Filmplakat: Lake of Fire

FBW-Pressetext

Die Hölle auf Erden ist längst Realität oder wird es in unmittelbarer Zukunft sein, hervorgerufen durch Religion, durch Ignoranz, jeher verbildlicht durch Ikonografien des Teufels selbst, ob als Überbleibsel heidnischer Brauchtümer, Schreckensszenario fundamentalistischer Fernsehprediger oder mittelalterlicher Holzstiche. LAKE OF FIRE vom Berliner Künsterinnenduo Neozoon bringt sie alle zusammen und benennt klar den Schuldigen der Misere: der Mensch selbst, dessen leichtsinniger Flirt mit dem Untergang den apokalyptischen Klimawandel erst herbeigeführt hat. In rhythmischer Chorhaftigkeit verzweigt dieser außergewöhnliche Experimentalfilm mannigfaltige Diskurse und schafft damit eine beeindruckend dichte Atmosphäre. Vor allem das fast einstimmige Kaleidoskop der Tonebene im Gegenlauf zur irritierenden Bildercollage hinterlässt einen Eindruck, der lange nach dem Film nachwirkt und die punktgenaue Argumentation noch stärker heraushebt. Ein faszinierendes Untergangsszenario, das seinen Betrachtenden den notwendigen Spiegel vorhält und mindestens zum Nachdenken animiert.
Prädikat besonders wertvoll

Filminfos

Gattung:Experimentalfilm; Kurzfilm
Regie:Neozoon
Drehbuch:Neozoon
Kamera:Janina Herhoffer
Schnitt:Janina Herhoffer; Neozoon
Weblinks:neozoon.org;
Länge:11 Minuten
Produktion: NEOZOON GbR Friederike Kersten-Ahrens, Light Cone
Förderer:German Films

Jury-Begründung

Prädikat besonders wertvoll

Das Kunstkollektiv Neozoon ist im Experimentalfilm bekannt für Arbeiten mit Foreign Footage, dem Bearbeiten und Montieren von Fremdmaterial. Insbesondere Internet-Videos dienen immer wieder als Quelle für filmische Werke, die sich einer klassischen Narration entziehen, aber umso stärker den aktiven Part der Zuschauenden einfordern.

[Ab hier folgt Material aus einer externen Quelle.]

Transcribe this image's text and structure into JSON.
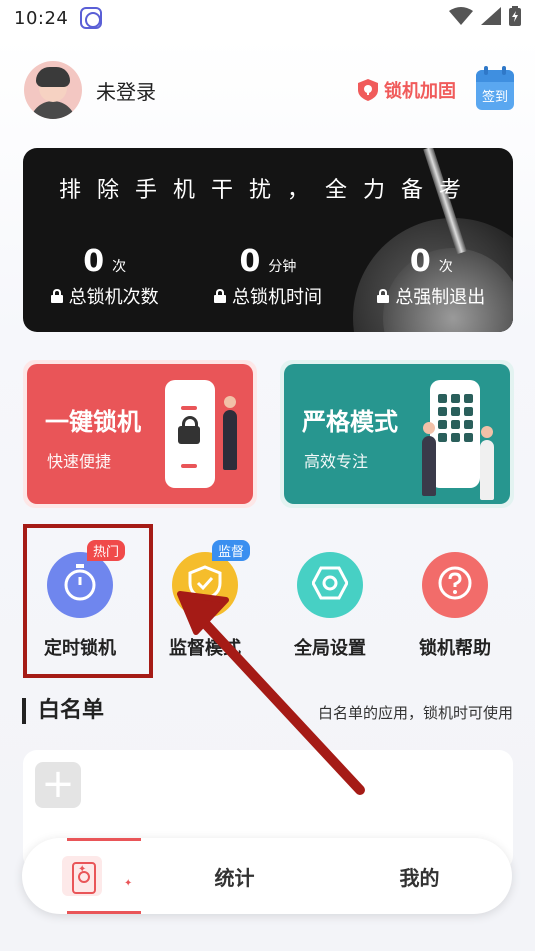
{
  "status": {
    "time": "10:24"
  },
  "header": {
    "login_text": "未登录",
    "reinforce_label": "锁机加固",
    "checkin_label": "签到"
  },
  "banner": {
    "slogan": "排除手机干扰，全力备考",
    "stats": [
      {
        "value": "0",
        "unit": "次",
        "label": "总锁机次数"
      },
      {
        "value": "0",
        "unit": "分钟",
        "label": "总锁机时间"
      },
      {
        "value": "0",
        "unit": "次",
        "label": "总强制退出"
      }
    ]
  },
  "cards": {
    "onekey": {
      "title": "一键锁机",
      "subtitle": "快速便捷"
    },
    "strict": {
      "title": "严格模式",
      "subtitle": "高效专注"
    }
  },
  "features": [
    {
      "label": "定时锁机",
      "badge": "热门",
      "icon": "stopwatch-icon"
    },
    {
      "label": "监督模式",
      "badge": "监督",
      "icon": "shield-check-icon"
    },
    {
      "label": "全局设置",
      "badge": "",
      "icon": "hex-settings-icon"
    },
    {
      "label": "锁机帮助",
      "badge": "",
      "icon": "question-icon"
    }
  ],
  "whitelist": {
    "title": "白名单",
    "description": "白名单的应用，锁机时可使用"
  },
  "tabbar": {
    "tabs": [
      {
        "label": ""
      },
      {
        "label": "统计"
      },
      {
        "label": "我的"
      }
    ]
  },
  "colors": {
    "accent_red": "#e95558",
    "strict_teal": "#27968f",
    "highlight_box": "#a51b16"
  }
}
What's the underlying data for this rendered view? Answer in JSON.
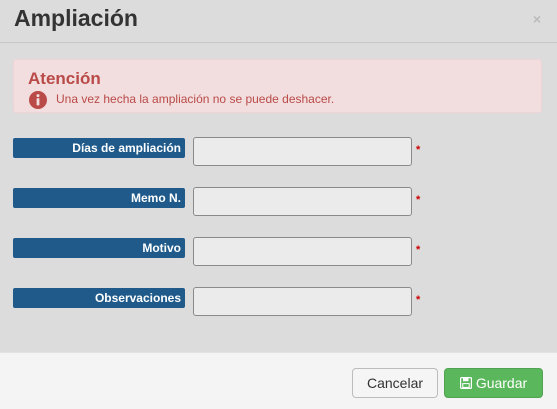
{
  "dialog": {
    "title": "Ampliación",
    "close_glyph": "×"
  },
  "alert": {
    "title": "Atención",
    "message": "Una vez hecha la ampliación no se puede deshacer.",
    "icon": "info-circle-icon",
    "color": "#b94a48"
  },
  "form": {
    "fields": [
      {
        "label": "Días de ampliación",
        "value": "",
        "required": "*"
      },
      {
        "label": "Memo N.",
        "value": "",
        "required": "*"
      },
      {
        "label": "Motivo",
        "value": "",
        "required": "*"
      },
      {
        "label": "Observaciones",
        "value": "",
        "required": "*"
      }
    ],
    "label_color": "#1f5a8b"
  },
  "footer": {
    "cancel_label": "Cancelar",
    "save_label": "Guardar",
    "save_icon": "floppy-disk-icon",
    "save_color": "#5bb75b"
  }
}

Im Fall von LAKE OF FIRE montiert das Kollektiv Naturaufnahmen, Teufelsdarstellungen in der Kunstgeschichte mit Brauchtum der Dämonen-Austreibung, wie z.B. das Klausentreiben oder Perchtenläufe in Bayern oder die Kukeri in Bulgarien. Gesprochener Text kommt anfangs von einzelnen, dann einem Chor an Stimmen von evangelikalen Predigern und Gläubigen, die von der Erlösung des Menschen durch Gott, dem ewigen Leben und der Bestrafung in der Hölle sprechen. In „Augenzeugen“-Berichten wird das Schreckensszenario der Unterwelt beschrieben. Dabei decken das Stilmittel der Wiederholung und die Tongestaltung als vielstimmiger Singsang diese Beschreibungen als Floskeln auf, während auf der Bildebene Erdrutsche und Rodungen, durch Gasblasen entstandene Krater und Flächenbrände deutlich machen, dass wir aktuell auf „Gottes Erde“ selbst eine Hölle entstehen lassen. Der Ruf der Prediger nach ewigem Leben, das uns Gott schenken wird, wenn wir nur glauben, wird ad absurdum geführt. Wer sind denn die großen Leugner des Klimawandels?

Bildauswahl, Schnitt- und Tongestaltung bilden ein vielschichtiges, audiovisuelles Werk, das es zu enträtseln lohnt. Das Puzzle an Bilder und Tönen ist bei der perfekt gewählten Länge nicht etwa überfordernd, sondern vielmehr aktivierend. Die dichte Atmosphäre und Musikalität des Experimentalfilms laden uns Zuschauer:innen dazu ein, sich mit Fragen der Vergänglichkeit und Zerstörung auseinanderzusetzen. Nach LAKE OF FIRE fühlt man sich hellwach, um zu überlegen, was wir dagegen tun können.

In Abwägung aller Argumente vergibt die Jury gerne das Prädikat BESONDERS WERTVOLL.